Sterilizzare e iniettare. Basta poco oggi in Cina per traslare il gergo medico in campo economico. Del resto, la paralisi della vita sociale è la stessa che affligge il mondo della produzione e degli affari, e identico è il cordone sanitario steso per prevenire e curare. Così, se da un lato le banconote vengono messe in quarantena perché possibile fonte di trasmissione del contagio, dall'altro le autorità si prodigano per inondare il sistema di liquidità. È un'azione su più binari, tesa a lubrificare i meccanismi inceppati dell'economia.

Si abbassano le leve dei tassi sui finanziamenti a medio termine, tagliati ieri dal 3,35 al 3,15%, in modo da dar respiro alle imprese, e al tempo stesso vengono fatti circolare 1.600 documenti che sono una sorta di scudo attraverso il quale il mondo imprenditoriale può ripararsi in caso di inadempienze contrattuali. Nessuna negligenza colpevole, solo cause di forza maggiore. In pratica, se per esempio la spedizione di una merce è in ritardo, il certificato - riconosciuto da oltre 200 Paesi - evita di dover pagare e penali salate. Il «salvacondotto» va a intervenire su circa 16 miliardi di dollari di consegne ferme o ritardate. Non una misura da poco, quindi, da sommare all'ennesima iniezione di liquidità decisa dalla banca centrale del Dragone per un ammontare di 100 miliardi di yuan (oltre 14 miliardi di dollari) attraverso pronti contro termine a sette giorni a un tasso del 2,4%, più altri 200 miliardi di yuan (circa 30 miliardi di dollari) immessi sul mercato.

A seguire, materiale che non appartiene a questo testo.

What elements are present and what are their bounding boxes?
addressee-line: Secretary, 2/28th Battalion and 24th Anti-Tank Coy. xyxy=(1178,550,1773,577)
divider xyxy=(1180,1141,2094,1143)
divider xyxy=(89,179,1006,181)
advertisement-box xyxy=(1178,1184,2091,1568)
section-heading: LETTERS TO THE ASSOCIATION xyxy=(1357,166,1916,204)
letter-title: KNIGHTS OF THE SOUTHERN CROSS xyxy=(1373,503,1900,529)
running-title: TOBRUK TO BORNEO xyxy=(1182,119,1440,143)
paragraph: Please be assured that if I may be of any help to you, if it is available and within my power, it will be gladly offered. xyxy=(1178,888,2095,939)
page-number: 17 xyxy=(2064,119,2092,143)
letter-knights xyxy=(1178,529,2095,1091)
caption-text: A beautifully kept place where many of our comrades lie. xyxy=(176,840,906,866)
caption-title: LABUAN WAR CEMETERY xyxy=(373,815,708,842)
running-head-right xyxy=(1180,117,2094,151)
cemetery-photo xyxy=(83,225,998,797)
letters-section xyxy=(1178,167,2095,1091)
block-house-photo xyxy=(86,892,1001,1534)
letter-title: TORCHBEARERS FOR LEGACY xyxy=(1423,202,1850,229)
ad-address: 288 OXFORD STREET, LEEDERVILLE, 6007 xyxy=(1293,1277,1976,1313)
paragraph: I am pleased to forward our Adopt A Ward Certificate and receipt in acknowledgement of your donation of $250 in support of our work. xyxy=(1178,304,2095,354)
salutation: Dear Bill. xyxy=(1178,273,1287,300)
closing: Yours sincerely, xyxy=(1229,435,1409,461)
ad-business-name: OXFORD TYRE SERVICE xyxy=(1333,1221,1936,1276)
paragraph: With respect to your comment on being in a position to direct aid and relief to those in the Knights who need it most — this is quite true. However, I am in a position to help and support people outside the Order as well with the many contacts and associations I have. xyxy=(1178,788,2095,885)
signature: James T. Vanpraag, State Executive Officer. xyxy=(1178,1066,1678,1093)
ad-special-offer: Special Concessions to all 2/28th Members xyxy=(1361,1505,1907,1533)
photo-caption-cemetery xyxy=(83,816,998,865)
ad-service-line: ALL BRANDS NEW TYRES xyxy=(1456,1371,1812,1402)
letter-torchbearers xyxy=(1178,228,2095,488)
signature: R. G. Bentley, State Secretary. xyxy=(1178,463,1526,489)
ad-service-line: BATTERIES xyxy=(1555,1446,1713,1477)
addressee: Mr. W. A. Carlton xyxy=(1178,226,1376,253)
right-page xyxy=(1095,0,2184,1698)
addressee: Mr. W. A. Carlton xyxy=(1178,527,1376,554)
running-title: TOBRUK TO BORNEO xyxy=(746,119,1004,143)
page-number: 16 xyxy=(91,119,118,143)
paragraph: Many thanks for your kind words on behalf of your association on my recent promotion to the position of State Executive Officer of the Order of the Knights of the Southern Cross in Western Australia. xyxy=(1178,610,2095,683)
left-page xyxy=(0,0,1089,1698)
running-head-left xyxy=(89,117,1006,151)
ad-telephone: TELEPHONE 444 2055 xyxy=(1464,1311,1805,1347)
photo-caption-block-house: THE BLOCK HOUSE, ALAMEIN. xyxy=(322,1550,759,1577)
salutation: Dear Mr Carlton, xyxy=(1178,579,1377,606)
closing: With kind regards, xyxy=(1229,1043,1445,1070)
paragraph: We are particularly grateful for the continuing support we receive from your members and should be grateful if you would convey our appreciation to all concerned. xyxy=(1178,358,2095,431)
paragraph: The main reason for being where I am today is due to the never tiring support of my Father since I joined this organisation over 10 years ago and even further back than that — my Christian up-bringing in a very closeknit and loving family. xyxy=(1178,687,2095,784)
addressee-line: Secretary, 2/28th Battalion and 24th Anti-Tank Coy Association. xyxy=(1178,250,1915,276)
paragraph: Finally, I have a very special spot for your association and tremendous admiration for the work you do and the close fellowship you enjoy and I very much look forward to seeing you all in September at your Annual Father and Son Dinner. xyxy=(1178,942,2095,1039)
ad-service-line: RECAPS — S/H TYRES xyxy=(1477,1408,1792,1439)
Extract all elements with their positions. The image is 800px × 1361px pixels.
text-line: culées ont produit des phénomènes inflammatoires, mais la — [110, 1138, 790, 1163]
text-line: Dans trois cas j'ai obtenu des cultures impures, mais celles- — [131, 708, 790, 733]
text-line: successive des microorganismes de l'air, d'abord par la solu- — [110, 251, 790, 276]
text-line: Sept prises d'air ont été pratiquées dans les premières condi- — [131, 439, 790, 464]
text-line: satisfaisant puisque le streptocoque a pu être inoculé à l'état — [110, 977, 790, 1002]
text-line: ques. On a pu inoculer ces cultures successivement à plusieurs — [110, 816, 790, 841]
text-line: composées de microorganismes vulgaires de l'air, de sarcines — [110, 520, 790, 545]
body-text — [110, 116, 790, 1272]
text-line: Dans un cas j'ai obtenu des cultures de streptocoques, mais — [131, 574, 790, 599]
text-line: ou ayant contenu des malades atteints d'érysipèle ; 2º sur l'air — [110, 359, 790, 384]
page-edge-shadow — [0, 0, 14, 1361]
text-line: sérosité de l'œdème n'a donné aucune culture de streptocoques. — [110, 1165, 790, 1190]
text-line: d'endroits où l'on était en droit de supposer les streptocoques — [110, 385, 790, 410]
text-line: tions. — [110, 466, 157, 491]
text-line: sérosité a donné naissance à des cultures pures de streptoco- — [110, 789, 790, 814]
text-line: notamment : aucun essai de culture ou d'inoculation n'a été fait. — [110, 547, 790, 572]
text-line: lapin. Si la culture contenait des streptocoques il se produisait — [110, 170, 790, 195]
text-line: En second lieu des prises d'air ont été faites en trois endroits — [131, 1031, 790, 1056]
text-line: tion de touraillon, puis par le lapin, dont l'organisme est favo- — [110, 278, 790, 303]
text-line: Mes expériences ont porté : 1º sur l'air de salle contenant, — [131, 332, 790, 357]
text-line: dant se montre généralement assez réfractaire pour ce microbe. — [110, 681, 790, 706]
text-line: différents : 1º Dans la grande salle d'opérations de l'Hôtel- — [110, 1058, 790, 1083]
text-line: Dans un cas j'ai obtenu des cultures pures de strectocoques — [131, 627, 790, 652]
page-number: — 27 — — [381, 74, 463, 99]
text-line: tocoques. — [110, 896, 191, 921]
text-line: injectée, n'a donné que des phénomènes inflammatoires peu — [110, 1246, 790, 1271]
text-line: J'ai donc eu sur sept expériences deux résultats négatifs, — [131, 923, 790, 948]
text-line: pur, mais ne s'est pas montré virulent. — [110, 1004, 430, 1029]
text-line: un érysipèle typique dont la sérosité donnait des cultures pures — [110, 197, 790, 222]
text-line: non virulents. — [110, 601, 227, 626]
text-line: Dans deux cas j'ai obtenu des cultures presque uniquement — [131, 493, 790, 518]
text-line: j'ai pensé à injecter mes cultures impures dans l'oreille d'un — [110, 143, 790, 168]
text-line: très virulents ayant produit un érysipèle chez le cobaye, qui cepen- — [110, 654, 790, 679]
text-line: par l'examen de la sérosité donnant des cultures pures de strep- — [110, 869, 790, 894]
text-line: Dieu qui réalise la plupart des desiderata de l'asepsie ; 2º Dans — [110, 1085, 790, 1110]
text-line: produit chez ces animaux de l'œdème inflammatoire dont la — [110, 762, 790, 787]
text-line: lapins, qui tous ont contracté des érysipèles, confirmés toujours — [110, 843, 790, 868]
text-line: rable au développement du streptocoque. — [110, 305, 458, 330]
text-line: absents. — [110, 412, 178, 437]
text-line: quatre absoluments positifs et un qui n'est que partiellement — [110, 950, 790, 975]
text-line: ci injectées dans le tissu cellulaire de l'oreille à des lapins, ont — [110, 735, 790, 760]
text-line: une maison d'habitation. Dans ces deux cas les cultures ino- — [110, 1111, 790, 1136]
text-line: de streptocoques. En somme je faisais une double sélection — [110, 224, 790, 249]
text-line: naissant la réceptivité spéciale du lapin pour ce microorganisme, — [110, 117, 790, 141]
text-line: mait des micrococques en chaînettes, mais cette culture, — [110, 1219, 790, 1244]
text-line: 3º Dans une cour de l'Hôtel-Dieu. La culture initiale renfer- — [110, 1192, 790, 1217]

Si tratta di misure tampone, ben accolte alle Borse di Shanghai (+2,2%) e Shenzhen (+3,2%), ma comunque buone solo per limitare i danni. Che, comunque, saranno ingenti. Non potrebbe essere diversamente, visto che la serrata da virus sta proseguendo. Fra tutte, l'industria dell'automobile è quella che più fatica a riprendere i ritmi normali: Toyota ha rimesso in moto le linee di produzione in due impianti (Changchun e Guangzhou), ma in altri due le catene di montaggio sono ancora ferme; alla Nissan i cancelli restano chiusi a Dalian, mentre i lucchetti sono stati tolti a Guangzhou; Honda e Madza hanno riavviato a scartamento ridotto la produzione in tre fabbriche.

Le prospettive non sono incoraggianti. Uno studio di Dun&Bradstreet, basato sull'analisi delle province cinesi più colpite dal Covid-19, ha calcolato che l'epidemia e il conseguente blocco potrebbero avere un impatto su oltre 5 milioni di imprese a livello mondiale. In assenza di miglioramenti sostanziali a breve termine, le ricadute sull'economia globale saranno pesanti. Soprattutto in Paesi dove la febbre da recessione sta salendo.

Il Giappone è tra questi: nel quarto trimestre il Pil è sceso di un agghiacciante 6,3% su base annua, il peggior risultato da sei anni, abbinato a una contrazione dei consumi pari al 2,9% e a una frenata di esportazioni e investimenti aziendali. Decenni di politiche monetarie lasche non sono serviti a nulla. Sol calante.